Keenly aware of the worsening economic downturn, Solutia Inc. CFO James Sullivan was intent on paying off the company’s $400 million, 15.5 percent bridge loan — debt the specialty chemical and materials maker had taken on to emerge from bankruptcy last February. But the subprime meltdown continued to strangle access to the capital markets. Sullivan managed to raise the requisite capital, however — on the QT.
In August, Solutia completed two secondary offerings called “registered direct” transactions, selling 33 million shares of common stock to select investors, which generated about $440 million. The deal allowed Solutia “to confidentially approach our shareholders,” without risking a price drop while waiting for the paperwork to clear, says Sullivan.
Amid today’s capital-markets cacophony, registered direct deals can be a silent safe haven for issuers unsure whether an offering will attract investors. The deals — many of them structured as private investment in public equity (PIPE) transactions — generally allow a company to create a shelf registration for a secondary offering with the Securities and Exchange Commission, but then offer shares to only a tiny, select group of investors.
The approach has some intriguing advantages: companies can handpick their investors and get their cash fast. Investors usually commit to the deal upon pricing and then close within three days, says Richard Gormley, a managing director with investment bank Lazard, the placement agent for several recent deals. The stock also tends to command a better price for the issuer than a traditional PIPE deal, since the registered shares are fully liquid when sold.
Some 78 such deals totaling nearly $3 billion closed in 2008. Issuers include tax-service retailer H&R Block, which raised $145 million through a registered direct PIPE offering in October, and luxury travel-and-leisure company Orient-Express Hotels, which used the same structure to raise $55 million in November. “We saw a window of opportunity to raise cash in an accelerated timeframe in a discreet manner,” says Orient-Express CFO Martin O’Grady.

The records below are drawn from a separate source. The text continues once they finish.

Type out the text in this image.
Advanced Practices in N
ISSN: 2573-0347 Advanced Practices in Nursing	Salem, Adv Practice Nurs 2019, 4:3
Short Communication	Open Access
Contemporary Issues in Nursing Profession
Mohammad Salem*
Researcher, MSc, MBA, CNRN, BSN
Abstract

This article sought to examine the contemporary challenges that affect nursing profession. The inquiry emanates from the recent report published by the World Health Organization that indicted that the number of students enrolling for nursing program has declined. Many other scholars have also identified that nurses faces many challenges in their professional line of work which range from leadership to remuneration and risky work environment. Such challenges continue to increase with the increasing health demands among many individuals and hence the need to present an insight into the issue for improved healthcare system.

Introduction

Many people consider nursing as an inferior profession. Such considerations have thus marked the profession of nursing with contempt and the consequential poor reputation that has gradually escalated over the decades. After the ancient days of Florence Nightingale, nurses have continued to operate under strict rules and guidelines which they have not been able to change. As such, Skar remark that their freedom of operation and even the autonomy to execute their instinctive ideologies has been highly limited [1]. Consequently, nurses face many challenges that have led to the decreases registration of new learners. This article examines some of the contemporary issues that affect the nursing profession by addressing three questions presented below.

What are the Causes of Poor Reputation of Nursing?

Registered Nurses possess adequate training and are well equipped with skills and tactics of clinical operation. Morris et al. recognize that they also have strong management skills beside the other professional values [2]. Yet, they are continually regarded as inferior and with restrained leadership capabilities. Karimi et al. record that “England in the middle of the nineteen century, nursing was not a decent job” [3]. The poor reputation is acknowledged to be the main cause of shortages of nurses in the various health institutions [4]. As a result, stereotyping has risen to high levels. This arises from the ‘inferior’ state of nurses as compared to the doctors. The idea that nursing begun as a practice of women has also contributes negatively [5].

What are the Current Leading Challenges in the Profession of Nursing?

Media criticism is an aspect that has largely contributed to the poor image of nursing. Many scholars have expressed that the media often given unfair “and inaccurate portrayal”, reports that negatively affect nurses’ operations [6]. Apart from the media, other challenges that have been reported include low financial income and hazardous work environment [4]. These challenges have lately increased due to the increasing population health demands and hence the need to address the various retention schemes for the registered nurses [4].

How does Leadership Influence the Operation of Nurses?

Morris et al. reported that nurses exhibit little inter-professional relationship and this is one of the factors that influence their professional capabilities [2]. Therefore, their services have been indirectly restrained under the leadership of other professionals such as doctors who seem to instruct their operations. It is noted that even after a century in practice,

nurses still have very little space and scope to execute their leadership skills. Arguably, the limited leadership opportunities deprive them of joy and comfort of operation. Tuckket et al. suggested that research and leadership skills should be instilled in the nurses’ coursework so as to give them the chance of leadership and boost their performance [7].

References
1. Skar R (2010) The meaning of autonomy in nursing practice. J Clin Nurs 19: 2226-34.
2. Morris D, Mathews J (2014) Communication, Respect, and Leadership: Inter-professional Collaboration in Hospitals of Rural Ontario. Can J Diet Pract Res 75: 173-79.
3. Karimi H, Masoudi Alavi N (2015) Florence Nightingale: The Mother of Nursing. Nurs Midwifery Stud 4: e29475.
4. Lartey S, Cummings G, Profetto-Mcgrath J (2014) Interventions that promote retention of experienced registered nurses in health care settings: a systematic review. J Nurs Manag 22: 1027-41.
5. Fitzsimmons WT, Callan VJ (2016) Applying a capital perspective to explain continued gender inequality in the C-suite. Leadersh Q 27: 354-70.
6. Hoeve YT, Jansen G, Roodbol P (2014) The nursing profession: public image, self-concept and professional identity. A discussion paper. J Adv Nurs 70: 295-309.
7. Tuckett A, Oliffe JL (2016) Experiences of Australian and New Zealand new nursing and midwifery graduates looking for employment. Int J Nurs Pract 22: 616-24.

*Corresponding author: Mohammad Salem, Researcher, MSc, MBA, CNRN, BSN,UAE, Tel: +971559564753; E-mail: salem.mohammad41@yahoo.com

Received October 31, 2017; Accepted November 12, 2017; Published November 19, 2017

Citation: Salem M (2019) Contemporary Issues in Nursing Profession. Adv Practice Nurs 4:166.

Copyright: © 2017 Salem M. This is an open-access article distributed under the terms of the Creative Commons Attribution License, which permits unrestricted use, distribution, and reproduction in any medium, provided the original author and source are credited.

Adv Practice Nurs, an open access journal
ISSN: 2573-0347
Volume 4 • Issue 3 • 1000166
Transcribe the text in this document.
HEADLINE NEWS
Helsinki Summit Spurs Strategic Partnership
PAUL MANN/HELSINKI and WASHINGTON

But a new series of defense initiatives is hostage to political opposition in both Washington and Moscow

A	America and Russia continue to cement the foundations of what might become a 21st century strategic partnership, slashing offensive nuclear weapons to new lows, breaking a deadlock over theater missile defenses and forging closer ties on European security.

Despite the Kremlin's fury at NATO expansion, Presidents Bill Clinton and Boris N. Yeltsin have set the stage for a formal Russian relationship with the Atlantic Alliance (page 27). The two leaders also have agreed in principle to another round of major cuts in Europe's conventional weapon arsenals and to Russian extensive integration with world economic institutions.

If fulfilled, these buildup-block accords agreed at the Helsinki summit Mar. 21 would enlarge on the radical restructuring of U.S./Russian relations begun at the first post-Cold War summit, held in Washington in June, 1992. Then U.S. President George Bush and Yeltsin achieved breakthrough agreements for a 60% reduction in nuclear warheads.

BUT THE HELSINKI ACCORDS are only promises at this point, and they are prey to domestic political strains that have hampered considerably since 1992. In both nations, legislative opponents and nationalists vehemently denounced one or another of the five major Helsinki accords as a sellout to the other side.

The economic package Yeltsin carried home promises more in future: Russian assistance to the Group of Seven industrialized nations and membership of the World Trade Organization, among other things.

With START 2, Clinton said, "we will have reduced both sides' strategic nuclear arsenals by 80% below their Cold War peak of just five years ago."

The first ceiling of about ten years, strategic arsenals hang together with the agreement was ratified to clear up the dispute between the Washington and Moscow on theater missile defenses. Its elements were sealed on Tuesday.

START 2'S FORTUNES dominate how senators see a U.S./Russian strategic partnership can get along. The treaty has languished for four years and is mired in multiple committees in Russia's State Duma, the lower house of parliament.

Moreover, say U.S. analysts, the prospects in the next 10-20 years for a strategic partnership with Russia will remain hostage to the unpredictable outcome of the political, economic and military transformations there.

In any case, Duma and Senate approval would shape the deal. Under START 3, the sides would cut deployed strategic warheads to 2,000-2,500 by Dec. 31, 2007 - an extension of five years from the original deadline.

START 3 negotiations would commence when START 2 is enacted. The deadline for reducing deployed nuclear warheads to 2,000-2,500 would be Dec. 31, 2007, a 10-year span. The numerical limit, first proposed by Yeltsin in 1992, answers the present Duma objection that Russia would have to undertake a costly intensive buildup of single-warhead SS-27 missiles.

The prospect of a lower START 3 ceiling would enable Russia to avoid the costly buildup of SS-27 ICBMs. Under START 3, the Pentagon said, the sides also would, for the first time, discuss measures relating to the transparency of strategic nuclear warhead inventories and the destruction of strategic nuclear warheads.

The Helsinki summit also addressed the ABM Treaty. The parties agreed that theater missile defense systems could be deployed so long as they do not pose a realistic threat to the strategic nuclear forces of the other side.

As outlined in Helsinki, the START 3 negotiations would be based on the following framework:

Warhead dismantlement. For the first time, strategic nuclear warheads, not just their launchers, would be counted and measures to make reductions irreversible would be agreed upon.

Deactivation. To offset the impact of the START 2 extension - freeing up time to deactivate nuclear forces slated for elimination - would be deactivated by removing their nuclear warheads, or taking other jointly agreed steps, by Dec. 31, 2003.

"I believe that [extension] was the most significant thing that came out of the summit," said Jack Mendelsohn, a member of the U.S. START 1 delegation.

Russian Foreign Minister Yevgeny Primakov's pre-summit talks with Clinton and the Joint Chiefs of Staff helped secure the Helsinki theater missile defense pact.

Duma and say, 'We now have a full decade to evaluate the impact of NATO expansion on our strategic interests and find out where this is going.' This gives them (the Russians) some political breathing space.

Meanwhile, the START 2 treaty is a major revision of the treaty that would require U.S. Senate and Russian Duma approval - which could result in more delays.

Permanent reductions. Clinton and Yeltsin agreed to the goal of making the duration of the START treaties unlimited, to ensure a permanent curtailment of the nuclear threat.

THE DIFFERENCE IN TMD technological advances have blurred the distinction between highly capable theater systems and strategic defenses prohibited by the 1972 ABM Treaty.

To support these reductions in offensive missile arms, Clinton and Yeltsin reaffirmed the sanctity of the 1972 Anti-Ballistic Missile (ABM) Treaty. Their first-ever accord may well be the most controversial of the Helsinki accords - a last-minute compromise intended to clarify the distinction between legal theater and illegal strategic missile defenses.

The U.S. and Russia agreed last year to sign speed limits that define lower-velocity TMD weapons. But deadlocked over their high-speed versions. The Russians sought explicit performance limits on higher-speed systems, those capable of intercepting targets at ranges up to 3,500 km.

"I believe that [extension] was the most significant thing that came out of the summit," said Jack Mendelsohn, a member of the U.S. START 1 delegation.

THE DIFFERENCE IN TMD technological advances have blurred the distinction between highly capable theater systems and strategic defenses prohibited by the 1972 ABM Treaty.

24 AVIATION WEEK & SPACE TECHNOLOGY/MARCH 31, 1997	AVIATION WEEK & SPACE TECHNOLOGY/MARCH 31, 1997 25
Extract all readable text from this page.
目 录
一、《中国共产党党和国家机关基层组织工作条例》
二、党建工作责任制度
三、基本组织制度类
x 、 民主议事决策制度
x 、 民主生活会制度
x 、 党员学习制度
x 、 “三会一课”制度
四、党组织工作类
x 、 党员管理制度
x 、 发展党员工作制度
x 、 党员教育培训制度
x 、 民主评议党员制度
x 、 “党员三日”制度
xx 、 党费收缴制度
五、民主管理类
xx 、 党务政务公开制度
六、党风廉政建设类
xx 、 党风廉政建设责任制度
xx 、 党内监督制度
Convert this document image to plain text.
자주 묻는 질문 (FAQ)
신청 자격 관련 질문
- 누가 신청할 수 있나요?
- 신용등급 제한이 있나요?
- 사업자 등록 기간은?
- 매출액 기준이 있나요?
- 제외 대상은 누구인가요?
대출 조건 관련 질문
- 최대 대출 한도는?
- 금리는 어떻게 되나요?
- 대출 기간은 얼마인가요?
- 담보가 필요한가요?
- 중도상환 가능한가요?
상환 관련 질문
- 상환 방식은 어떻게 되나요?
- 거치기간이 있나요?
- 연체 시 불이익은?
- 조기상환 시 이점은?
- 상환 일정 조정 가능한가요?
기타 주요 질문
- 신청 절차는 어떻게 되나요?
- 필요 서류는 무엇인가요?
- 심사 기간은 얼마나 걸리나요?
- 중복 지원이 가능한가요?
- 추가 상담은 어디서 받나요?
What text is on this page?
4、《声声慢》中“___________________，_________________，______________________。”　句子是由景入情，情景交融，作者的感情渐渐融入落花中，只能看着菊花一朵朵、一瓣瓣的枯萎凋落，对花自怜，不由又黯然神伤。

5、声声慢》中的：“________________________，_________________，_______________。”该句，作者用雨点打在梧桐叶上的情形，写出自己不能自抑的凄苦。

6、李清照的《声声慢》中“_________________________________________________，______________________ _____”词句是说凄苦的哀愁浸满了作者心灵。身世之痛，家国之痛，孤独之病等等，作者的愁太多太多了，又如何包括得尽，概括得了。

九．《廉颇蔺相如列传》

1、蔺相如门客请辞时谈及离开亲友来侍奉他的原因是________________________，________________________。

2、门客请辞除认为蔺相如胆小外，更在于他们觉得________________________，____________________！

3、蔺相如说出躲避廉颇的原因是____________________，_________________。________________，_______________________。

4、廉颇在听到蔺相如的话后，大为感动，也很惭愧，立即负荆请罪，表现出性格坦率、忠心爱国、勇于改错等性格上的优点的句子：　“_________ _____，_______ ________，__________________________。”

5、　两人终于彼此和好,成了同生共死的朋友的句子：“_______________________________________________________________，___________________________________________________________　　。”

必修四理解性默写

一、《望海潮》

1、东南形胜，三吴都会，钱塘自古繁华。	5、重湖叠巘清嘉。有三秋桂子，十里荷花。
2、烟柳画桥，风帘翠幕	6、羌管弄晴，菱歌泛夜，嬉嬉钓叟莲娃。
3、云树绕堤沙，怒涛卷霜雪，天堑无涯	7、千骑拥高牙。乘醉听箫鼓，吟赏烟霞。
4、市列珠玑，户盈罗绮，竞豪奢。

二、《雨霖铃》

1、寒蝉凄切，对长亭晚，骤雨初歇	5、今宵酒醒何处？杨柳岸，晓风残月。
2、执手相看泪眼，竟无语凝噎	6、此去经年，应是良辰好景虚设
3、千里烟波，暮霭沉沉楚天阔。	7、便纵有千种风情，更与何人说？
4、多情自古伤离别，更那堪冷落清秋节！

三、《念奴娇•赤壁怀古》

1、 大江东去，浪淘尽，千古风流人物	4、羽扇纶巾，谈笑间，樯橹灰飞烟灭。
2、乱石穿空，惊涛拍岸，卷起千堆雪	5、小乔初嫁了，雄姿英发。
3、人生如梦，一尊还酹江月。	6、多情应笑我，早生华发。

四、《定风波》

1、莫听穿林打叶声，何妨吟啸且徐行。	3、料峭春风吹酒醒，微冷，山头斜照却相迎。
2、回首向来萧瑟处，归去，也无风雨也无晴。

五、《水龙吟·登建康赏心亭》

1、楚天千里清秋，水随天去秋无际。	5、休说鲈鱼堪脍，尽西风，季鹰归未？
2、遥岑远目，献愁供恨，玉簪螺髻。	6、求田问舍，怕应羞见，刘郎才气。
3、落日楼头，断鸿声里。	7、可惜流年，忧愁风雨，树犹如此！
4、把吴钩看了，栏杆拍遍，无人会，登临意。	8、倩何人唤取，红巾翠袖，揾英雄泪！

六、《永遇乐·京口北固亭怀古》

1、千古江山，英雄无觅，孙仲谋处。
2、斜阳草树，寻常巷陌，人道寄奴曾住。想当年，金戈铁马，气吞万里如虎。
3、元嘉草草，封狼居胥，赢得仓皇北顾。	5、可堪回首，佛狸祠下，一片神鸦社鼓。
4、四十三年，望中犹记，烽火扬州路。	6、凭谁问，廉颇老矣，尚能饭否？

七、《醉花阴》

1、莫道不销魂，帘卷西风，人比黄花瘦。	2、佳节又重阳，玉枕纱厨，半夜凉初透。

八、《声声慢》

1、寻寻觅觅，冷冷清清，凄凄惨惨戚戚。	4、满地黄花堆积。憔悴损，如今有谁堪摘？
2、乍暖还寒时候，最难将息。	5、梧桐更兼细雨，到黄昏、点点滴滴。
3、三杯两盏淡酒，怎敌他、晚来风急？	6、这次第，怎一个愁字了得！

Of course, one of the structure’s downsides is the lack of broad exposure to analysts and investors — but at least it usually keeps short-sellers at bay. “A registered direct is an effective vehicle, because when you have a panicky market you want to have more control over the process of selling securities,” says attorney Stuart Bressman of Proskauer Rose, “and the ability to walk if you don’t get a good deal.”